The third Test of the 2025 Frank Worrell Trophy at Kingston, Jamaica, ended inside three days as Australia ran out winners by a massive 176 runs. The final innings of that game saw the visiting quicks cause real havoc, bowling West Indies out for 27, the second-lowest total in Test cricket history.
“It's really difficult to make accurate judgments on both batting units, based upon the surfaces we played on,” McDonald said via The New Ball on SEN Radio. “You take that into the third Test, which is a pink ball, Dukes, on that surface and that game just moved way too fast and at times didn't even look like cricket.”
McDonald: Bigger question for what the pink Dukes ball looks like for Test cricket
Speaking later on about the decision to leave out spinner Nathan Lyon for the first time in over a decade, McDonald added, “Anytime you're leaving out the quality of Nathan Lyon, you'd want some some compelling information to take you down that path. And it's not too often that we have compelling information to take us down that path, but we trained for three days leading up to the Test match with the pink Dukes ball.

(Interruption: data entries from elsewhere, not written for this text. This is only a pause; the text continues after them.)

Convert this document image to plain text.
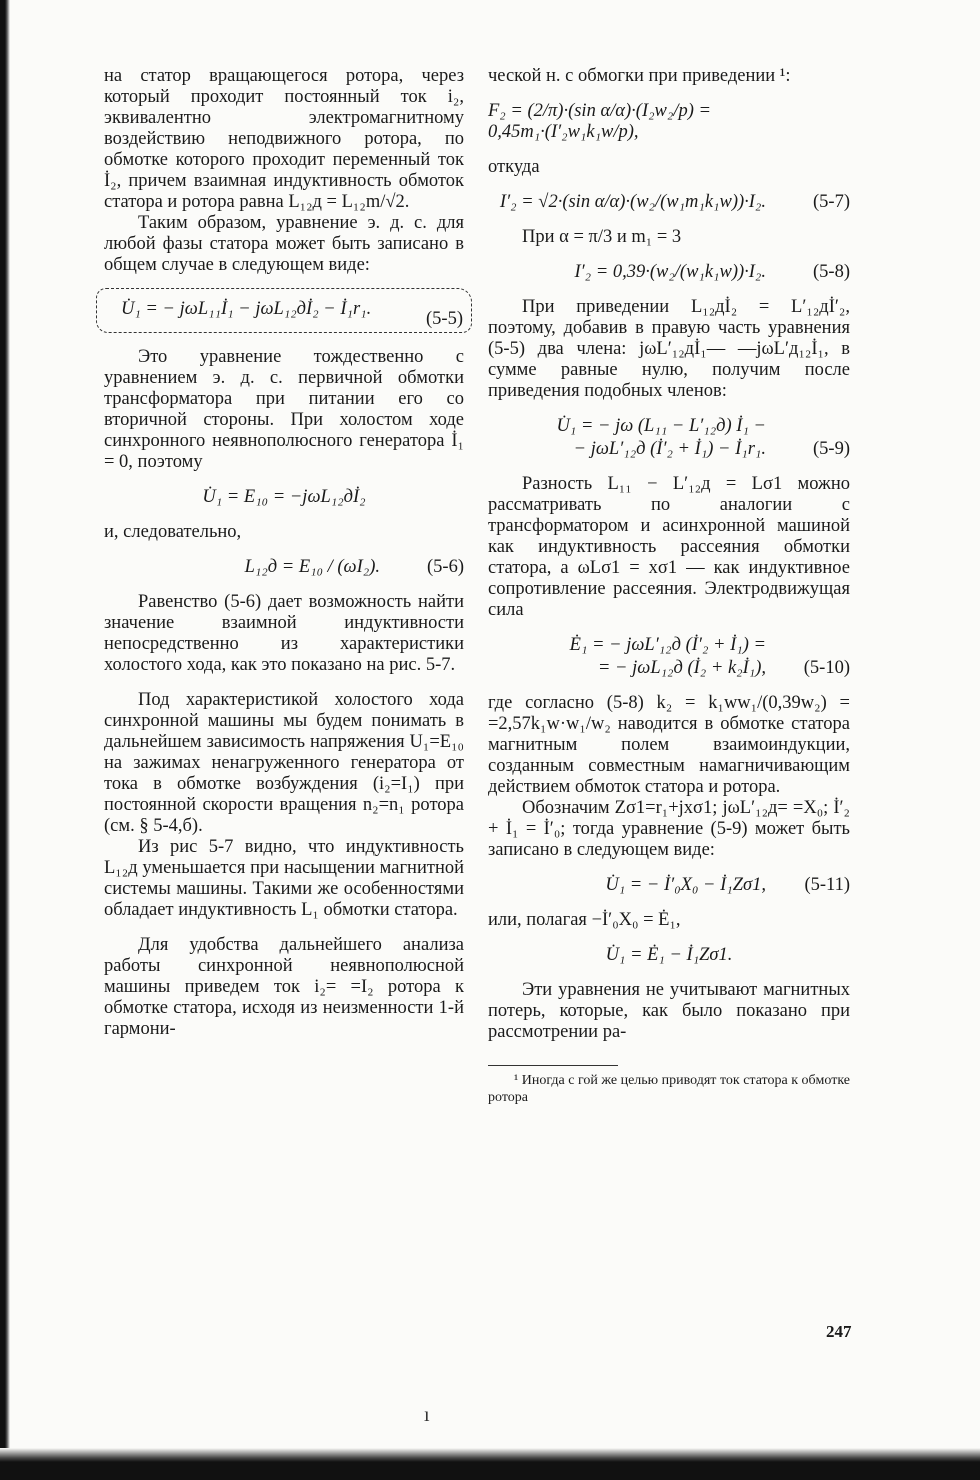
на статор вращающегося ротора, через который проходит постоянный ток i₂, эквивалентно электромагнитному воздействию неподвижного ротора, по обмотке которого проходит переменный ток İ₂, причем взаимная индуктивность обмоток статора и ротора равна L₁₂д = L₁₂m/√2.

Таким образом, уравнение э. д. с. для любой фазы статора может быть записано в общем случае в следующем виде:

U̇₁ = − jωL₁₁İ₁ − jωL₁₂дİ₂ − İ₁r₁.	(5-5)

Это уравнение тождественно с уравнением э. д. с. первичной обмотки трансформатора при питании его со вторичной стороны. При холостом ходе синхронного неявнополюсного генератора İ₁ = 0, поэтому

U̇₁ = E₁₀ = −jωL₁₂дİ₂

и, следовательно,

L₁₂д = E₁₀ / (ωI₂).	(5-6)

Равенство (5-6) дает возможность найти значение взаимной индуктивности непосредственно из характеристики холостого хода, как это показано на рис. 5-7.

Под характеристикой холостого хода синхронной машины мы будем понимать в дальнейшем зависимость напряжения U₁=E₁₀ на зажимах ненагруженного генератора от тока в обмотке возбуждения (i₂=I₁) при постоянной скорости вращения n₂=n₁ ротора (см. § 5-4,б).

Из рис 5-7 видно, что индуктивность L₁₂д уменьшается при насыщении магнитной системы машины. Такими же особенностями обладает индуктивность L₁ обмотки статора.

Для удобства дальнейшего анализа работы синхронной неявнополюсной машины приведем ток i₂= =I₂ ротора к обмотке статора, исходя из неизменности 1-й гармони-

ческой н. с обмогки при приведении ¹:

F₂ = (2/π)·(sin α/α)·(I₂w₂/p) = 0,45m₁·(I′₂w₁k₁w/p),

откуда

I′₂ = √2·(sin α/α)·(w₂/(w₁m₁k₁w))·I₂.	(5-7)

При α = π/3 и m₁ = 3

I′₂ = 0,39·(w₂/(w₁k₁w))·I₂.	(5-8)

При приведении L₁₂дİ₂ = L′₁₂дİ′₂, поэтому, добавив в правую часть уравнения (5-5) два члена: jωL′₁₂дİ₁— —jωL′д₁₂İ₁, в сумме равные нулю, получим после приведения подобных членов:

U̇₁ = − jω (L₁₁ − L′₁₂д) İ₁ −
− jωL′₁₂д (İ′₂ + İ₁) − İ₁r₁.	(5-9)

Разность L₁₁ − L′₁₂д = Lσ1 можно рассматривать по аналогии с трансформатором и асинхронной машиной как индуктивность рассеяния обмотки статора, а ωLσ1 = xσ1 — как индуктивное сопротивление рассеяния. Электродвижущая сила

Ė₁ = − jωL′₁₂д (İ′₂ + İ₁) =
= − jωL₁₂д (İ₂ + k₂İ₁), (5-10)

где согласно (5-8) k₂ = k₁ww₁/(0,39w₂) = =2,57k₁w·w₁/w₂ наводится в обмотке статора магнитным полем взаимоиндукции, созданным совместным намагничивающим действием обмоток статора и ротора.

Обозначим Zσ1=r₁+jxσ1; jωL′₁₂д= =X₀; İ′₂ + İ₁ = İ′₀; тогда уравнение (5-9) может быть записано в следующем виде:

U̇₁ = − İ′₀X₀ − İ₁Zσ1, (5-11)

или, полагая −İ′₀X₀ = Ė₁,

U̇₁ = Ė₁ − İ₁Zσ1.

Эти уравнения не учитывают магнитных потерь, которые, как было показано при рассмотрении ра-

¹ Иногда с гой же целью приводят ток статора к обмотке ротора

247
ı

“We investigated what the pink Dukes ball does, in terms of data points, and it was compelling. That cricket was borderline impossible to play at certain stages. Some of those deliveries from Mitchell Starc, the way that ball behaved under lights ... and so it's a bigger question for what the pink Dukes ball looks like for Test match cricket, really.”
Of the 24 men's day-night Test matches thus far, the Kingston Test had the lowest batting average, at 11.85 runs per wicket. The India-England Test at Ahmedabad in 2021 held the previous record, at 12.23 runs per wicket.
The series as a whole saw batters score 17.68 runs per wicket, the fifth-lowest ever for any bilateral series of three-plus matches, and the lowest since Pakistan v West Indies in 1986-87 (16.93 runs per wicket).
“The expectation was that we'd get slightly flatter surfaces,” McDonald said on the conditions. “Even when we looked at that first wicket in Barbados, that played totally different to the way that we saw it presenting as well. So, we were very surprised by that surface, the way that it cracked and went up and down and the amount of seam movement.
“We do play with Dukes balls over here [in the West Indies], so that does create more seam movement by just the nature of the ball. But yeah, the surfaces did surprise. We felt like there'd be a lot more top order runs and then the games going deeper.”